X_train, X_temp, y_train, y_temp = train_test_split(X, y, test_size=0.3, random_state=42)
X_test, X_val, y_test, y_val = train_test_split(X_temp, y_temp, test_size=0.5, random_state=42)

In [21]:
type(X_train)

pandas.core.frame.DataFrame

In [13]:
ss = StandardScaler()

In [14]:
X_train_scaled = ss.fit_transform(X_train)
X_val_scaled = ss.fit_transform(X_val)
X_test_scaled = ss.fit_transform(X_test)

In [22]:
X_train_scaled_df = pd.DataFrame(X_train_scaled, columns=X_train.columns)
X_val_scaled_df = pd.DataFrame(X_val_scaled, columns=X_val.columns)
X_test_scaled_df = pd.DataFrame(X_test_scaled, columns=X_test.columns)

In [23]:
mlr = LinearRegression()
split = TimeSeriesSplit(n_splits=3)
sfs = SequentialFeatureSelector(mlr, n_features_to_select=30,direction='forward',cv=split)

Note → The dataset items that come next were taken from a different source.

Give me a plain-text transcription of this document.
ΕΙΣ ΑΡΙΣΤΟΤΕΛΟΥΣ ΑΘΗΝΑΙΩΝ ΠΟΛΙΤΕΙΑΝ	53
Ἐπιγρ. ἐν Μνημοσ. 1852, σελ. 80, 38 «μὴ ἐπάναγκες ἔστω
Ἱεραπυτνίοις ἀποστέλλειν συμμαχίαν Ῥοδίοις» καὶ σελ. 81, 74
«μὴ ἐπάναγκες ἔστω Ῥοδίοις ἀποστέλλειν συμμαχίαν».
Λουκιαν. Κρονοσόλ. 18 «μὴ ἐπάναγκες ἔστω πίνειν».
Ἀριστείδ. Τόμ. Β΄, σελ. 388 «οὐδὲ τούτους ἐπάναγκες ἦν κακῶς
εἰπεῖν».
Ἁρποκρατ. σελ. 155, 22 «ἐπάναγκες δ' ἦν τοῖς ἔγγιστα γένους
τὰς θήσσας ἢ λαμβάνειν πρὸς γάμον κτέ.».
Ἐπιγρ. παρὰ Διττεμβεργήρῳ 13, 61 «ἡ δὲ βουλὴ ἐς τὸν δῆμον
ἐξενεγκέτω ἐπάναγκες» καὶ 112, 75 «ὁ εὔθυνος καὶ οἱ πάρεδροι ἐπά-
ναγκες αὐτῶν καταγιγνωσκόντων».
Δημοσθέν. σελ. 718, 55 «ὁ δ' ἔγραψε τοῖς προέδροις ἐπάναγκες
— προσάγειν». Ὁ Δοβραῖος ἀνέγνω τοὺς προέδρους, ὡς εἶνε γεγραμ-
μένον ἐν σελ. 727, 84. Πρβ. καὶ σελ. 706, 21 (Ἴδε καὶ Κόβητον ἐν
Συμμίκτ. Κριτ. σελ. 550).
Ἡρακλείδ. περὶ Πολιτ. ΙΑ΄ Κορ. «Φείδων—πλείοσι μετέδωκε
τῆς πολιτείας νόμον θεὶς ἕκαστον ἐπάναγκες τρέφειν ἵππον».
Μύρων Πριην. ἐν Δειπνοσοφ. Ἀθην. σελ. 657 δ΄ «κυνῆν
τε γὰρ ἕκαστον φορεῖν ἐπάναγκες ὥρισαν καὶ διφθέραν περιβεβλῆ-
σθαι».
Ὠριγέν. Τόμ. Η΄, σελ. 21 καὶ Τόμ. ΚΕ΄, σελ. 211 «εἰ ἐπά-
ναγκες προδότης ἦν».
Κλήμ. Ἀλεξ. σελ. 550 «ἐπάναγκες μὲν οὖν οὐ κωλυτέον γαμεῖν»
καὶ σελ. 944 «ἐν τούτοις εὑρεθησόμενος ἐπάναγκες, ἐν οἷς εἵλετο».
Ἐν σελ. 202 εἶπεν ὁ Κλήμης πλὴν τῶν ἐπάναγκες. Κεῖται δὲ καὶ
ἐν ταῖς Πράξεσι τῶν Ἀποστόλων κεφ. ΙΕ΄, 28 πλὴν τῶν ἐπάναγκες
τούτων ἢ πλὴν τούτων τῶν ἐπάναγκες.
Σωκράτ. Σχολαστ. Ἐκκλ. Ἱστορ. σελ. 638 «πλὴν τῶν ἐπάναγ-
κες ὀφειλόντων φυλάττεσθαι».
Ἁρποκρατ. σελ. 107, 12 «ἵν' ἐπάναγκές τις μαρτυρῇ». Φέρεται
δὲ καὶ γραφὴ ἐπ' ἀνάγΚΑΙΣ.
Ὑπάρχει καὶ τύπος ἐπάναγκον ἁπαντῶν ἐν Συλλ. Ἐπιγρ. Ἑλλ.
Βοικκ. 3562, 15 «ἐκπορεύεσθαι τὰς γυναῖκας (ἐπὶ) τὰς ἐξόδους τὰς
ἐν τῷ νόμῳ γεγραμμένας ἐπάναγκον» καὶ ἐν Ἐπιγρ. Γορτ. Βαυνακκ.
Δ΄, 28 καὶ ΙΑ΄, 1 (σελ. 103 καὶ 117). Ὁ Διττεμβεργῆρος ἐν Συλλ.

This took a very long time to run, so I commented it out and have the results in the list below.

In [16]:
#sfs.fit(X_train,y_train)

In [17]:
#predictors = list(selected_cols[sfs.get_support()])
#predictors

In [26]:
predictors = ['MIN_EXPANDING', 'FGA_EXPANDING', 'FTM_EXPANDING', 'FT_PCT', 'OREB_EXPANDING', 'DREB_ROLLING', 'AST_EXPANDING', 'STL_EXPANDING', 'TOV_EXPANDING', 'PLUS_MINUS_ROLLING', 'DEF_RATING', 'POSS_ROLLING', 'OPP_PTS_PAINT_EXPANDING', 'PCT_AST_2PM', 'PCT_AST_3PM', 'PCT_FGA_3PT', 'PCT_PTS_2PT_MR', 'PCT_UAST_3PM', 'PCT_AST', 'PCT_DREB', 'PCT_OREB', 'PCT_PTS', 'TEAM_MIN', 'TEAM_REB_ROLLING', 'TEAM_E_NET_RATING', 'TEAM_OPP_FTA_RATE', 'TEAM_OPP_PTS_PAINT', 'TEAM_PCT_FGA_3PT', 'TEAM_PCT_PTS_PAINT']

In [27]:
mlr.fit(X_train_scaled_df[predictors],y_train)

In [28]:
train_predictions = mlr.predict(X_train_scaled_df[predictors])

In [30]:
train_predictions

array([ 7.6530134 , 16.5259547 ,  6.23382139, ..., 12.37784174,
       10.27569115, 13.78400151])

In [32]:
print(mean_absolute_error(train_predictions,y_train))
print(r2_score(train_predictions,y_train))

4.547102553695566
0.024416476514748986


In [33]:
test_predictions = mlr.predict(X_test_scaled_df[predictors])

In [35]:
print(mean_absolute_error(test_predictions,y_test))
print(r2_score(test_predictions,y_test))

4.530514273601588
0.03336367662069151


The error has improved slightly from the baseline, but the goodness of fit has gotten worse. Onwards!